Systematic Investment Plan (SIP)
SIP is a systematic approach or way of investing in mutual funds. In this, an investor invests every month or quarter or year depending as per their comfort. So, here are some of the features of a SIP:
- No need to keep an eye on the market conditions
- Provides the benefit of compounding of money
- Offers benefits of rupee cost averaging
- No lots of paperwork
- The auto-debit facility from the fund houses
Systematic Withdrawal Plans (SWP)
SWP allows withdrawing money from mutual funds or MF systematically at a regular period of interval. Most of the time investors look for the SWP to either re-balance an existing portfolio or for meeting any expense or exigency.
Moreover, in simple words, you may also consider SWP to be the opposite of the SIP. Furthermore, in SIP, while you invest money systematically, in SWP, you withdraw money systematically.

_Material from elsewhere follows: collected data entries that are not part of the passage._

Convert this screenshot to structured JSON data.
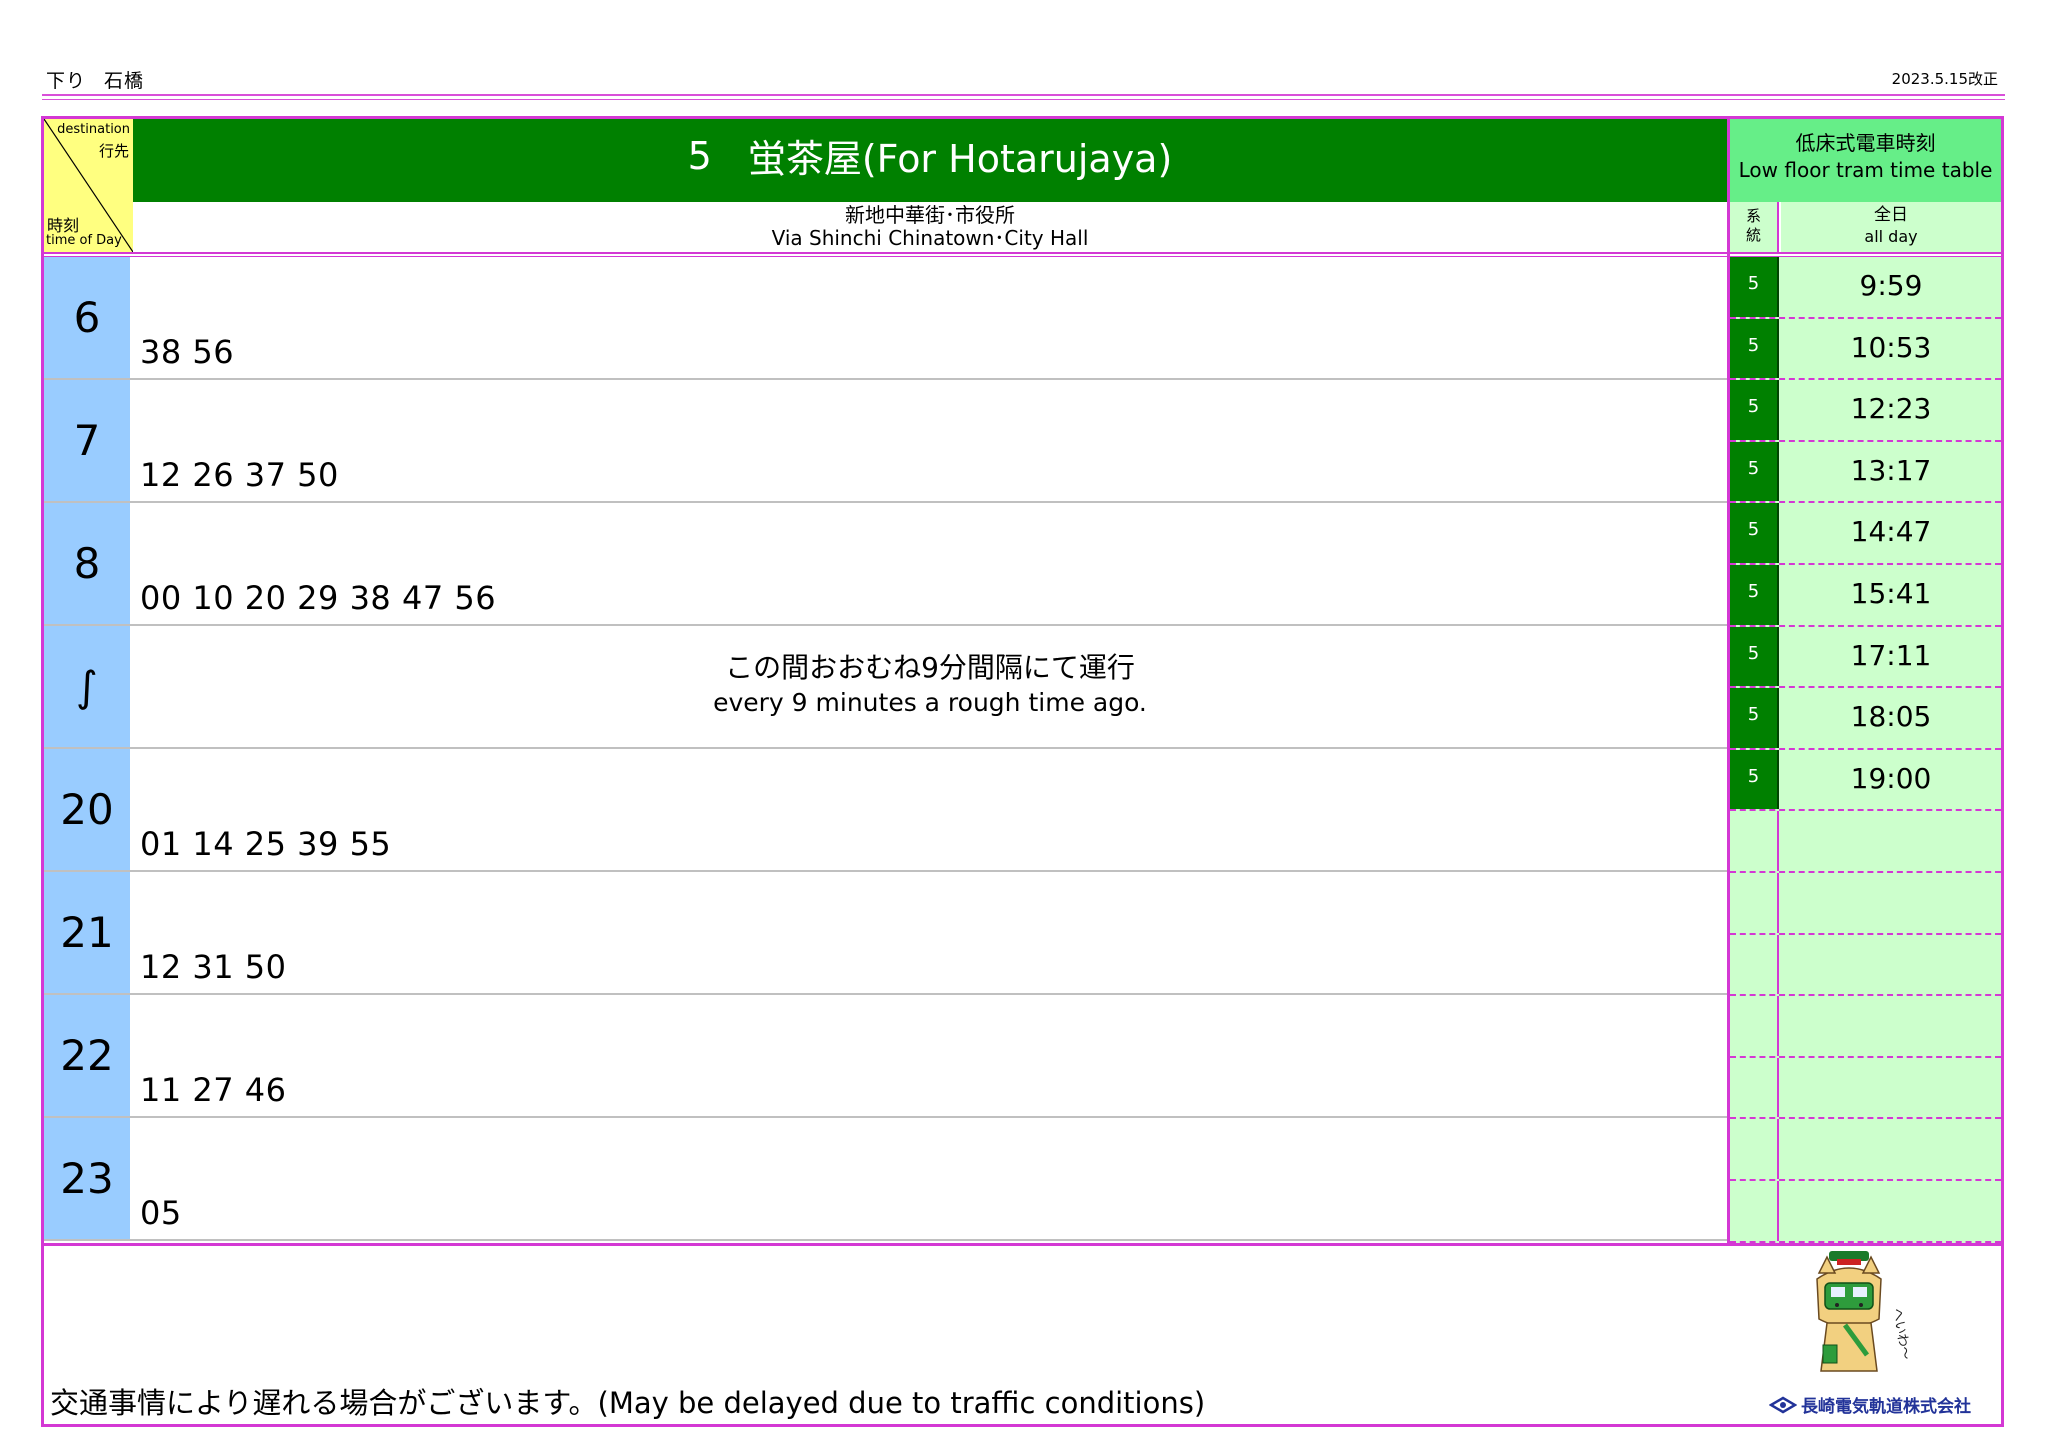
{
  "header": {
    "direction": "下り",
    "stop_name": "石橋",
    "revision": "2023.5.15改正"
  },
  "corner": {
    "destination_en": "destination",
    "destination_jp": "行先",
    "time_of_day_jp": "時刻",
    "time_of_day_en": "time of Day"
  },
  "route": {
    "number": "5",
    "destination": "蛍茶屋(For Hotarujaya)",
    "via_jp": "新地中華街･市役所",
    "via_en": "Via Shinchi Chinatown･City Hall"
  },
  "colors": {
    "accent_border": "#d438d4",
    "route_green": "#008000",
    "hour_blue": "#99ccff",
    "corner_yellow": "#ffff80",
    "low_floor_header": "#66ee88",
    "low_floor_bg": "#ccffcc"
  },
  "hours": [
    {
      "hour": "6",
      "minutes": "38 56"
    },
    {
      "hour": "7",
      "minutes": "12 26 37 50"
    },
    {
      "hour": "8",
      "minutes": "00 10 20 29 38 47 56"
    },
    {
      "hour": "∫",
      "minutes": ""
    },
    {
      "hour": "20",
      "minutes": "01 14 25 39 55"
    },
    {
      "hour": "21",
      "minutes": "12 31 50"
    },
    {
      "hour": "22",
      "minutes": "11 27 46"
    },
    {
      "hour": "23",
      "minutes": "05"
    }
  ],
  "interval_note": {
    "jp": "この間おおむね9分間隔にて運行",
    "en": "every 9 minutes a rough time ago."
  },
  "low_floor": {
    "title_jp": "低床式電車時刻",
    "title_en": "Low floor tram time table",
    "col_system": "系統",
    "col_allday_jp": "全日",
    "col_allday_en": "all day",
    "times": [
      {
        "route": "5",
        "time": "9:59"
      },
      {
        "route": "5",
        "time": "10:53"
      },
      {
        "route": "5",
        "time": "12:23"
      },
      {
        "route": "5",
        "time": "13:17"
      },
      {
        "route": "5",
        "time": "14:47"
      },
      {
        "route": "5",
        "time": "15:41"
      },
      {
        "route": "5",
        "time": "17:11"
      },
      {
        "route": "5",
        "time": "18:05"
      },
      {
        "route": "5",
        "time": "19:00"
      },
      {
        "route": "",
        "time": ""
      },
      {
        "route": "",
        "time": ""
      },
      {
        "route": "",
        "time": ""
      },
      {
        "route": "",
        "time": ""
      },
      {
        "route": "",
        "time": ""
      },
      {
        "route": "",
        "time": ""
      },
      {
        "route": "",
        "time": ""
      }
    ]
  },
  "footer": {
    "note": "交通事情により遅れる場合がございます。(May be delayed due to traffic conditions)",
    "company": "長崎電気軌道株式会社",
    "mascot_caption": "へいわ〜"
  }
}
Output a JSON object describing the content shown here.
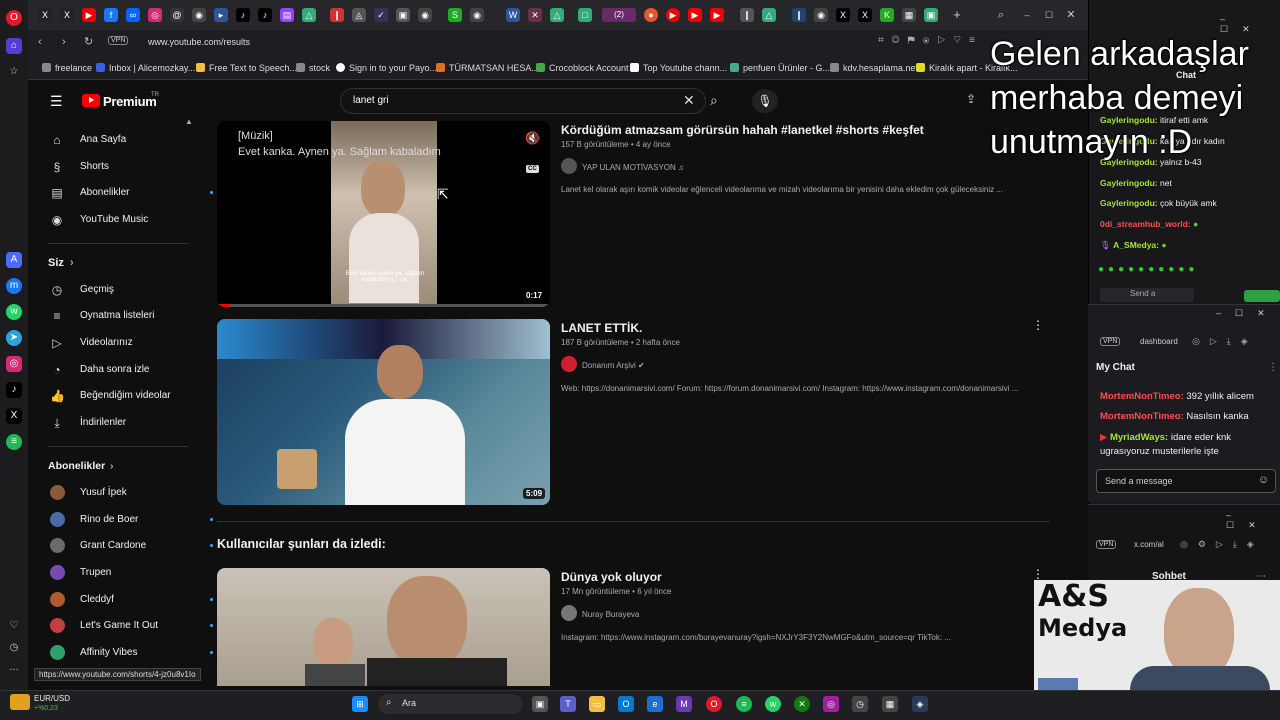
{
  "browser": {
    "url": "www.youtube.com/results",
    "vpn_label": "VPN",
    "bookmarks": [
      "freelance",
      "Inbox | Alicemozkay...",
      "Free Text to Speech...",
      "stock",
      "Sign in to your Payo...",
      "TÜRMATSAN HESA...",
      "Crocoblock Account",
      "Top Youtube chann...",
      "penfuen Ürünler - G...",
      "kdv.hesaplama.net",
      "Kiralık apart - Kiralık..."
    ],
    "tab_badge": "(2)",
    "status_url": "https://www.youtube.com/shorts/4-jz0u8v1Io"
  },
  "youtube": {
    "logo_text": "Premium",
    "logo_region": "TR",
    "search_query": "lanet gri",
    "sidebar": {
      "main": [
        "Ana Sayfa",
        "Shorts",
        "Abonelikler",
        "YouTube Music"
      ],
      "you_header": "Siz",
      "you_items": [
        "Geçmiş",
        "Oynatma listeleri",
        "Videolarınız",
        "Daha sonra izle",
        "Beğendiğim videolar",
        "İndirilenler"
      ],
      "subs_header": "Abonelikler",
      "subscriptions": [
        "Yusuf İpek",
        "Rino de Boer",
        "Grant Cardone",
        "Trupen",
        "Cleddyf",
        "Let's Game It Out",
        "Affinity Vibes"
      ]
    },
    "results": [
      {
        "title": "Kördüğüm atmazsam görürsün hahah #lanetkel #shorts #keşfet",
        "views": "157 B görüntüleme",
        "age": "4 ay önce",
        "channel": "YAP ULAN MOTİVASYON",
        "description": "Lanet kel olarak aşırı komik videolar eğlenceli videolarıma ve mizah videolarıma bir yenisini daha ekledim çok güleceksiniz ...",
        "duration": "0:17",
        "caption_top": "[Müzik]",
        "caption_line": "Evet kanka. Aynen ya. Sağlam kabaladım",
        "burned_sub": "Evet kanka aynen ya, sağlam kafaladım g... uy."
      },
      {
        "title": "LANET ETTİK.",
        "views": "187 B görüntüleme",
        "age": "2 hafta önce",
        "channel": "Donanım Arşivi",
        "description": "Web: https://donanimarsivi.com/ Forum: https://forum.donanimarsivi.com/ Instagram: https://www.instagram.com/donanimarsivi ...",
        "duration": "5:09"
      }
    ],
    "section_header": "Kullanıcılar şunları da izledi:",
    "related": [
      {
        "title": "Dünya yok oluyor",
        "views": "17 Mn görüntüleme",
        "age": "6 yıl önce",
        "channel": "Nuray Burayeva",
        "description": "Instagram: https://www.instagram.com/burayevanuray?igsh=NXJrY3F3Y2NwMGFo&utm_source=qr TikTok: ..."
      }
    ]
  },
  "stream": {
    "overlay": "Gelen arkadaşlar merhaba demeyi unutmayın :D",
    "chat_title": "Chat",
    "chat_lines": [
      {
        "user": "Gayleringodu:",
        "msg": "itiraf etti amk"
      },
      {
        "user": "Gayleringodu:",
        "msg": "kaç ya ndır kadın"
      },
      {
        "user": "Gayleringodu:",
        "msg": "yalnız b-43"
      },
      {
        "user": "Gayleringodu:",
        "msg": "net"
      },
      {
        "user": "Gayleringodu:",
        "msg": "çok büyük amk"
      },
      {
        "user": "0di_streamhub_world:",
        "msg": ""
      },
      {
        "user": "A_SMedya:",
        "msg": ""
      }
    ],
    "send_placeholder": "Send a",
    "dashboard_url": "dashboard",
    "my_chat_title": "My Chat",
    "my_chat_lines": [
      {
        "user": "MortemNonTimeo:",
        "msg": "392 yıllık alicem"
      },
      {
        "user": "MortemNonTimeo:",
        "msg": "Nasılsın kanka"
      },
      {
        "user": "MyriadWays:",
        "msg": "idare eder knk ugrasıyoruz musterilerle işte"
      }
    ],
    "my_chat_placeholder": "Send a message",
    "x_url": "x.com/al",
    "sohbet": "Sohbet",
    "brand_line1": "A&S",
    "brand_line2": "Medya"
  },
  "taskbar": {
    "ticker_name": "EUR/USD",
    "ticker_change": "+%0,23",
    "search_label": "Ara"
  },
  "colors": {
    "yt_red": "#ff0000",
    "accent_blue": "#3ea6ff"
  }
}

Systematic Transfer Plan (STP)
STP or Systematic Transfer Plan is a way of automatically moving out money from one fund to another. This plan is generally used when an investor is looking to invest a lump sum amount for the short term before making the final allocation. For example, assume you have received your bonus payment from your employer in the month of December or November, and you are looking to invest the sum in your equity funds for around 5-7 years. Before choosing the funds and making the allocation, you should invest the amount in the liquid fund. This helps you to make sure that your funds are not lying idle at a 3-4% interest rate in the savings account.
After investing in the liquid fund, you may finalize the equity funds and opt for the STP from liquid funds to equity funds over 6-12 months. This way, you will be able to shield yourself from market timing while also getting the benefit of 7-9% returns for the funds lying idle.